The investments in your pension can be left to grow without incurring capital gains tax and income tax. Tax is normally only payable when you take money from your pension. Pensions are also valuation inheritance tax vehicles.

If you die before the age of 75, your beneficiaries could inherit your pension free of tax. If you die over the age of 75, the taxes on your pension are much lower than they used to be.

To find out more, please contact us. Pensions are complicated, so please get in touch to see how we can help you in the new regulatory environment.

Capital Gains Tax (CGT)

Utilise your annual CGT allowance, which is £11,300 for 2017-18. You cannot carry this forward to use in future years like your pension allowance, so it is important to make the most of it if you can.

  • Losses in one tax year can be offset against gains in that tax year, with some exceptions.
  • Accumulated losses you have from earlier years can be brought forward to offset against your gains.
  • Transfers can be made between spouses and civil partners free of tax, so you can utilise part or all of their allowance if they have not used it.

The rates of capital gains tax have come own for most types of assets, to either 10% or 20% depending on your level of income. If you want to avoid paying capital gains tax, consider putting your investments into an ISA or pension.

The above points are suggestions only, and might not apply to your own personal situation. This is not an exhaustive list and there are other ways in which we may be able to help you.

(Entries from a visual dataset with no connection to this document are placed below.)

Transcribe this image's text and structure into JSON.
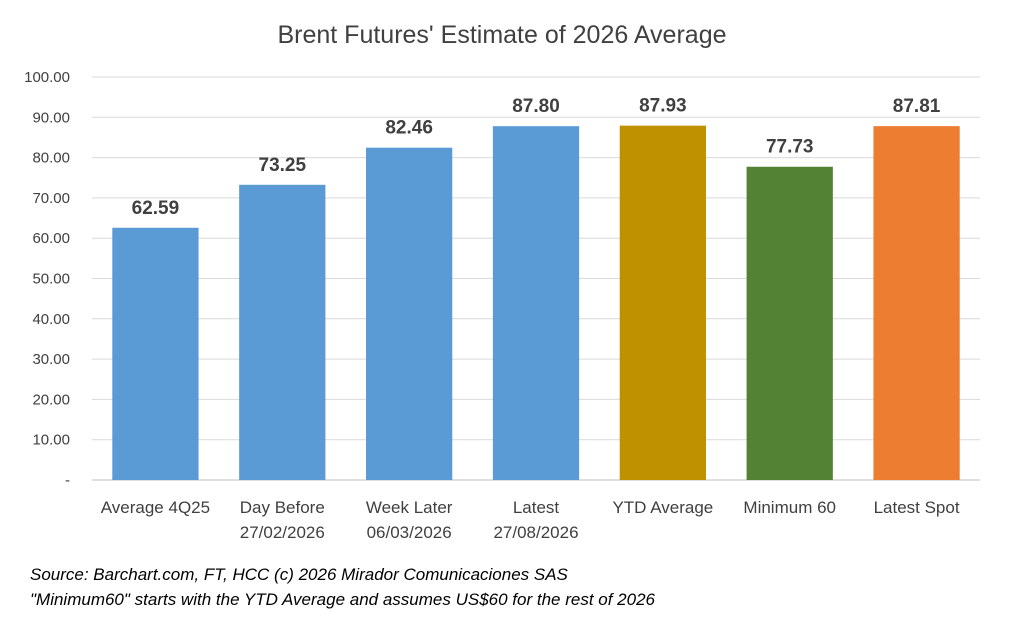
{
  "chart_data": {
    "type": "bar",
    "title": "Brent Futures' Estimate of 2026 Average",
    "categories": [
      [
        "Average 4Q25"
      ],
      [
        "Day Before",
        "27/02/2026"
      ],
      [
        "Week Later",
        "06/03/2026"
      ],
      [
        "Latest",
        "27/08/2026"
      ],
      [
        "YTD Average"
      ],
      [
        "Minimum 60"
      ],
      [
        "Latest Spot"
      ]
    ],
    "values": [
      62.59,
      73.25,
      82.46,
      87.8,
      87.93,
      77.73,
      87.81
    ],
    "value_labels": [
      "62.59",
      "73.25",
      "82.46",
      "87.80",
      "87.93",
      "77.73",
      "87.81"
    ],
    "bar_colors": [
      "#5b9bd5",
      "#5b9bd5",
      "#5b9bd5",
      "#5b9bd5",
      "#bf9000",
      "#548235",
      "#ed7d31"
    ],
    "ylim": [
      0,
      100
    ],
    "yticks": [
      0,
      10,
      20,
      30,
      40,
      50,
      60,
      70,
      80,
      90,
      100
    ],
    "ytick_labels": [
      "-",
      "10.00",
      "20.00",
      "30.00",
      "40.00",
      "50.00",
      "60.00",
      "70.00",
      "80.00",
      "90.00",
      "100.00"
    ],
    "grid": true,
    "legend": "none",
    "gridline_color": "#d9d9d9",
    "axis_line_color": "#bfbfbf",
    "text_color": "#404040"
  },
  "footnotes": {
    "source": "Source: Barchart.com, FT, HCC (c) 2026 Mirador Comunicaciones SAS",
    "note": "\"Minimum60\" starts with the YTD Average and assumes US$60 for the rest of 2026"
  }
}
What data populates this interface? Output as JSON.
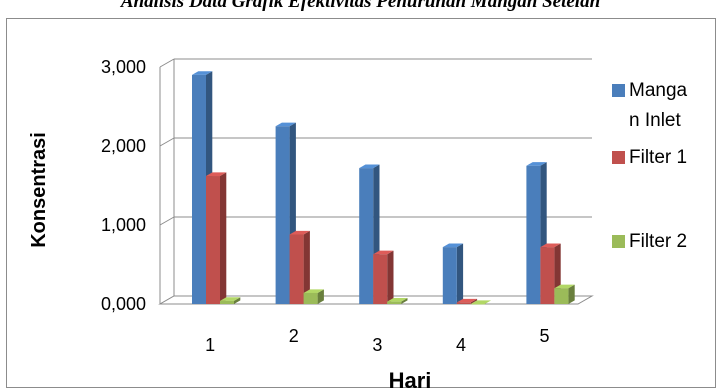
{
  "title": "Analisis Data Grafik Efektivitas Penurunan Mangan Setelah",
  "chart_data": {
    "type": "bar",
    "three_d": true,
    "categories": [
      "1",
      "2",
      "3",
      "4",
      "5"
    ],
    "series": [
      {
        "name": "Mangan Inlet",
        "legend_lines": [
          "Manga",
          "n Inlet"
        ],
        "color": "#4a7ebb",
        "values": [
          2.9,
          2.25,
          1.72,
          0.72,
          1.75
        ]
      },
      {
        "name": "Filter 1",
        "legend_lines": [
          "Filter 1"
        ],
        "color": "#c0504d",
        "values": [
          1.62,
          0.88,
          0.63,
          0.02,
          0.72
        ]
      },
      {
        "name": "Filter 2",
        "legend_lines": [
          "Filter 2"
        ],
        "color": "#9bbb59",
        "values": [
          0.04,
          0.14,
          0.03,
          0.0,
          0.2
        ]
      }
    ],
    "yticks": [
      "0,000",
      "1,000",
      "2,000",
      "3,000"
    ],
    "ylim": [
      0,
      3
    ],
    "xlabel": "Hari",
    "ylabel": "Konsentrasi",
    "legend_position": "right",
    "grid": true
  }
}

Risk Disclaimer: The value of investments and the income you get from them may fall as well as rise, and there is no certainty that you will get back the amount of your original investment. You should also be aware that past performance may not be a reliable guide to future performance. This document is not intended as investment advice. Any security mentioned in this commentary is for information purposes only and is not a recommendation to buy.